A shudder moved through her, five years of half-remembered nightmares shaking loose.

“What happened to him?” Silva was certain she knew the answer to that as well, but she needed the confirmation if she ever wanted those nightmares to slip free.

She listened to the sound of the hamlet waking up, traffic from the resort on the road. Tate’s eyes never moved from hers.

“He’s gone, Silva. You don’t need to worry about him anymore.”

Her exhalation left her winded as he nodded at the dresser across the room.

Silva rose woodenly. A watch, a beautiful gold-cased watch.

One of his grandfather’s, she could tell immediately from the fine craftsmanship and tiny details.

It was spotted in dried blood. We can clean that for him, make it good as new.

Beside the watch was a coin. Her stomach dropped at the sight of it, her hand shaking as she lifted it from the dresser’s polished surface.

An elvish coin, large and long out of circulation, minted exclusively for the wedding tradition of dropping a coin into a wishing well to ask for a baby. It was also covered in dried blood.

Silva spun, her eyes wide. She was doing the same thing she had just screamed at him for, making inferences without actually knowing, but she already knew what happened.

He had nearly gotten himself killed to retrieve the coin she had thrown into the paper wishing well at that wedding, where the man beside the pool had retrieved it.

He killed someone. Because of you. He almost died to save you . . . and now he’s trying to send you home to your husband. Because he’s a fucking idiot.

“He’s gone, dove. None of them will be able to find you.” Tate wheezed out a scraping laugh. “Won’t be able to find me, either, without the cunt there to do the fetching.”

The coin spun against the top of the dresser when she dropped it, crossing the room and several strides to perch on the edge of the bed beside him. Silva felt his quick intake of breath when she pressed her mouth to his, heard the slight hiss of pain behind it, but she didn’t care.

She could taste the salt of tears as she kissed him, but she couldn’t tell if they were his or hers.

There was a jagged line of stitches near the back of his head, felt as she pushed her fingers through his hair, her hand curling back to not touch the injury.

Her teeth were small and unsharp, nothing like his, but she bit his swollen lip anyway, knowing he’d never shove her roughly away.

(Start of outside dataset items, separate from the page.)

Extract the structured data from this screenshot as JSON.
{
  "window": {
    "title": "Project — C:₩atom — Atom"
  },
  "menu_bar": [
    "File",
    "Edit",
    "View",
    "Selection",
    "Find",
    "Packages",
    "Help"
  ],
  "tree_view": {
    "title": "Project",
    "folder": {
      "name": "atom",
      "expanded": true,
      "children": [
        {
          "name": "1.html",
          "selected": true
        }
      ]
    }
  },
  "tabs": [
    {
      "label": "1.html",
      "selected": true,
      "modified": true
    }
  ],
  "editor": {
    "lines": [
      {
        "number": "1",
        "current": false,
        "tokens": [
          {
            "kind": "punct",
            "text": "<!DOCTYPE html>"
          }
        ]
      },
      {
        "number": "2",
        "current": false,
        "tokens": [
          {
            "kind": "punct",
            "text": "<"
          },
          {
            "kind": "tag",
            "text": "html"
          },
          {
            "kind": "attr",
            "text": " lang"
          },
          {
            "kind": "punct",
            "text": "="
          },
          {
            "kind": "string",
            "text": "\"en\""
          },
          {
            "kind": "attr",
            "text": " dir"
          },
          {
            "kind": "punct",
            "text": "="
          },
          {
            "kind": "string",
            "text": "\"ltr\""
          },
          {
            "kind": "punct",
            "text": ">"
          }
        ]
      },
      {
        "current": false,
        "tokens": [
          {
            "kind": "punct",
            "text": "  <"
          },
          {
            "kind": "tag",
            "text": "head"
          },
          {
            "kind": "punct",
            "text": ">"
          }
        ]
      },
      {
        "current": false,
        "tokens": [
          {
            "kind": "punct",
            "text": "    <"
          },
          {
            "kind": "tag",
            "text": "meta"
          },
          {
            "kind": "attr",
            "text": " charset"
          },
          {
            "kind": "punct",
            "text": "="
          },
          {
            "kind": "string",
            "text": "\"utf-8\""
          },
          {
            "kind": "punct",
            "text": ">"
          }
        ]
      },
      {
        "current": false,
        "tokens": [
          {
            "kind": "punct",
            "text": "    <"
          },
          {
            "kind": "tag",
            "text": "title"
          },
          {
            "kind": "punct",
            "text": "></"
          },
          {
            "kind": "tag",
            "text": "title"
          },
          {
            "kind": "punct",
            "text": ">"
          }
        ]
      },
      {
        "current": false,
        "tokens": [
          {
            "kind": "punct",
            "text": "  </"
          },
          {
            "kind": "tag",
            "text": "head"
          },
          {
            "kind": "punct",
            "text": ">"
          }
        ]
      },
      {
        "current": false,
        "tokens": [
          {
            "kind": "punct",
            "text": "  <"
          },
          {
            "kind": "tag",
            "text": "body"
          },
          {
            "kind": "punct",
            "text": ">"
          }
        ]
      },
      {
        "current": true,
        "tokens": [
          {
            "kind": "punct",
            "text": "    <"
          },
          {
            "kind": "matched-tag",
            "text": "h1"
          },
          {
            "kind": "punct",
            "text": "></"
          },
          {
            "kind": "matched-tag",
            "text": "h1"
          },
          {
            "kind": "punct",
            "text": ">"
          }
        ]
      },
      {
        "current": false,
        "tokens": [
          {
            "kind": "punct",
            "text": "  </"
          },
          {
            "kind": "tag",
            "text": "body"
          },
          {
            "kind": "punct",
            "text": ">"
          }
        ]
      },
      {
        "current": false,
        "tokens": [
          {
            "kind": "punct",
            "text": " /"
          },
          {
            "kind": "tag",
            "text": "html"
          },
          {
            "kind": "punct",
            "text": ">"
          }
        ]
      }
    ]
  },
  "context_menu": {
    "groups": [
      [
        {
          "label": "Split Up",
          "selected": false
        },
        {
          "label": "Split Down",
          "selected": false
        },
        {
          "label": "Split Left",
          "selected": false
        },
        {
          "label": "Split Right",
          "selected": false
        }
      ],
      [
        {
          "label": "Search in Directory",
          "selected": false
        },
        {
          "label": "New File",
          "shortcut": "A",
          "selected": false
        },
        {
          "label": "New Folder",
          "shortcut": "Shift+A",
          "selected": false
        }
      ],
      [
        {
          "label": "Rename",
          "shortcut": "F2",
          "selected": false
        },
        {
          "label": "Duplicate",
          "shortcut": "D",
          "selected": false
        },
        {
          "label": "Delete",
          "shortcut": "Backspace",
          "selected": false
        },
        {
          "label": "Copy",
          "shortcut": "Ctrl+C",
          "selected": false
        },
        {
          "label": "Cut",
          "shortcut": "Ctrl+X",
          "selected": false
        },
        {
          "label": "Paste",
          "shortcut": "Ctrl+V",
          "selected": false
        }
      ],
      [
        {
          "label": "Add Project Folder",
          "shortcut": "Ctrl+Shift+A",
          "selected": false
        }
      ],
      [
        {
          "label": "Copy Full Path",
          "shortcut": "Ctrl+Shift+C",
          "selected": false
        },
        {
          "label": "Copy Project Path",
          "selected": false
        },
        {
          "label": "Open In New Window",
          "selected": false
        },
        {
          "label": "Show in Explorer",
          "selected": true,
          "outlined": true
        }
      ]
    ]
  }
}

The heat of his mouth was like coming home.

The mere thought made her crumple against him, lips sliding apart as she sobbed at his shoulder. Home. Five years, but now he was home. Are you family? Of course, they were.

“I thought you were going to die.” Saying the words out loud for the first time crystallized them; the fear she’d felt when he’d collapsed before her, nearly ripped away after being gone so long, only made her cry harder.